Il est exact que jusqu’à présent, la jurisprudence avait plutôt tendance à considérer la source des revenus plutôt que la consistance du patrimoine pour déterminer le centre des intérêts économiques du contribuable au sens de l’article 4 B du CGI. Toutefois, le critère du lieu de séjour principal, tout aussi important, désignant également la France dans cette affaire, il est peu probable qu’elle fasse jurisprudence sur ce point.

L’intérêt de cette décision réside selon nous plutôt dans les moyens d’investigation mis en œuvre par le fisc pour « coincer » la contribuable, sachant que depuis cette affaire, les pouvoirs de la police fiscale ont été considérablement renforcés par la loi du 8 décembre 2013 relative à la répression de la grande délinquance financière et fiscale votée suite à l’affaire Cahuzac.

Nous découvrons en effet que le portable de la contribuable était écouté et ses conversations enregistrées, ce qui a permis aux enquêteurs de démontrer qu’elle avait conscience d’avoir passé plus de temps en France qu’en Suisse. L’application des pénalités pour manquement délibéré, voire des poursuites pénales pour fraude fiscale, paraît difficilement contestable…
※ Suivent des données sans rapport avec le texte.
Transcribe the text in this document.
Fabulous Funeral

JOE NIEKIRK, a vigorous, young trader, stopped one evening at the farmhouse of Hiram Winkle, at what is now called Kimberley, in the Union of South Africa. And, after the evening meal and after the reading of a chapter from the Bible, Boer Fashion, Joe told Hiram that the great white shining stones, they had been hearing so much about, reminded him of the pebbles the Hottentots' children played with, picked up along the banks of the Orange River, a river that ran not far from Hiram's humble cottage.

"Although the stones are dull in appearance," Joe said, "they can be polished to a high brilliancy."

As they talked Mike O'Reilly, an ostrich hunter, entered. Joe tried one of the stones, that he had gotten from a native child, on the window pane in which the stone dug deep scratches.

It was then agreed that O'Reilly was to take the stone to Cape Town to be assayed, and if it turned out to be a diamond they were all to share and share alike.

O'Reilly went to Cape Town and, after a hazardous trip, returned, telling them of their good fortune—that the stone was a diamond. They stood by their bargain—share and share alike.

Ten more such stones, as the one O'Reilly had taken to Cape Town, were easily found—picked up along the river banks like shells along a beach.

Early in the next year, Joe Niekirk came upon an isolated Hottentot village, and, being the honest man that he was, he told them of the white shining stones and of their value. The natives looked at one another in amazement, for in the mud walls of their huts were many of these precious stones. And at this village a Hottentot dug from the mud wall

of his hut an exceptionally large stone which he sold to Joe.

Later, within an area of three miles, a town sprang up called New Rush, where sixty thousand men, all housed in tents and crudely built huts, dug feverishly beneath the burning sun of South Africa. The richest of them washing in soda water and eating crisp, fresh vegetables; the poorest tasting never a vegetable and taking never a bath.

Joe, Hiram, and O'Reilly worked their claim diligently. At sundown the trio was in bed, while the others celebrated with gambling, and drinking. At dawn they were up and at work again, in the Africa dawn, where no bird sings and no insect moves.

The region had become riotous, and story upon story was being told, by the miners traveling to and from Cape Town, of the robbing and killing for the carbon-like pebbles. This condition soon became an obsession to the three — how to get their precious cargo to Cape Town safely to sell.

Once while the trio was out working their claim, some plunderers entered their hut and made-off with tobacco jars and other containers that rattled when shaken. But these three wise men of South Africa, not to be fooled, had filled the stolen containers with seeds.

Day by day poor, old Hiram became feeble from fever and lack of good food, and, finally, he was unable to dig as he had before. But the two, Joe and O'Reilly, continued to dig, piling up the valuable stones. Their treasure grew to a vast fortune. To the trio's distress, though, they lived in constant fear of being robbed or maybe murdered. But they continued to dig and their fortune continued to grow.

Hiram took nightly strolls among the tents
Nous apprenons également que les enquêteurs ont démontré, grâce aux opérateurs téléphoniques, quand et à quel endroit la contribuable se servait de son téléphone portable français. Et quand elle a tenté de se défendre en soutenant qu’elle avait confié son téléphone à sa fille résidente de France, il lui ont opposé le procès-verbal d’interrogatoire de cette dernière où elle contestait vigoureusement ce fait. On n’est jamais trahi que par les siens…

Tout cela fait froid dans le dos mais on ne peut s’empêcher de se demander si la tâche des enquêteurs n’aurait pas été rendue plus difficile par l’utilisation d’un portable suisse. C’est peu probable car le bornage aurait révélé utilisation fréquente d’un téléphone relié à un réseau étranger et l’assistance administrative entre les deux pays aurait permis aux limiers du fisc de connaître l’identité de l’abonné.

Depuis que les pouvoirs de la police fiscale sont aujourd’hui quasiment identiques à ceux des services anti-terroristes, il faut faire preuve d’une grande naïveté pour penser échapper à ses obligations fiscales françaises en recourant à un domicile fictif à l’étranger.

Les contribuables mécontents du poids de la fiscalité française ou de l’utilisation des deniers publics ont parfaitement le droit de partir de France. Mais il faut qu’ils sachent qu’ils doivent réellement quitter la France car ils ne pourront pas avoir le beurre – vivre en France – et l’argent du beurre – une fiscalité plus douce. Et pour ceux qui restent, il existe des moyens parfaitement légaux de ne payer que leur juste contribution, c’est-à-dire celle qui résulte des textes votés par le législateur sous le regard vigilant du Conseil Constitutionnel et de la Cour de Justice de l’Union Européenne.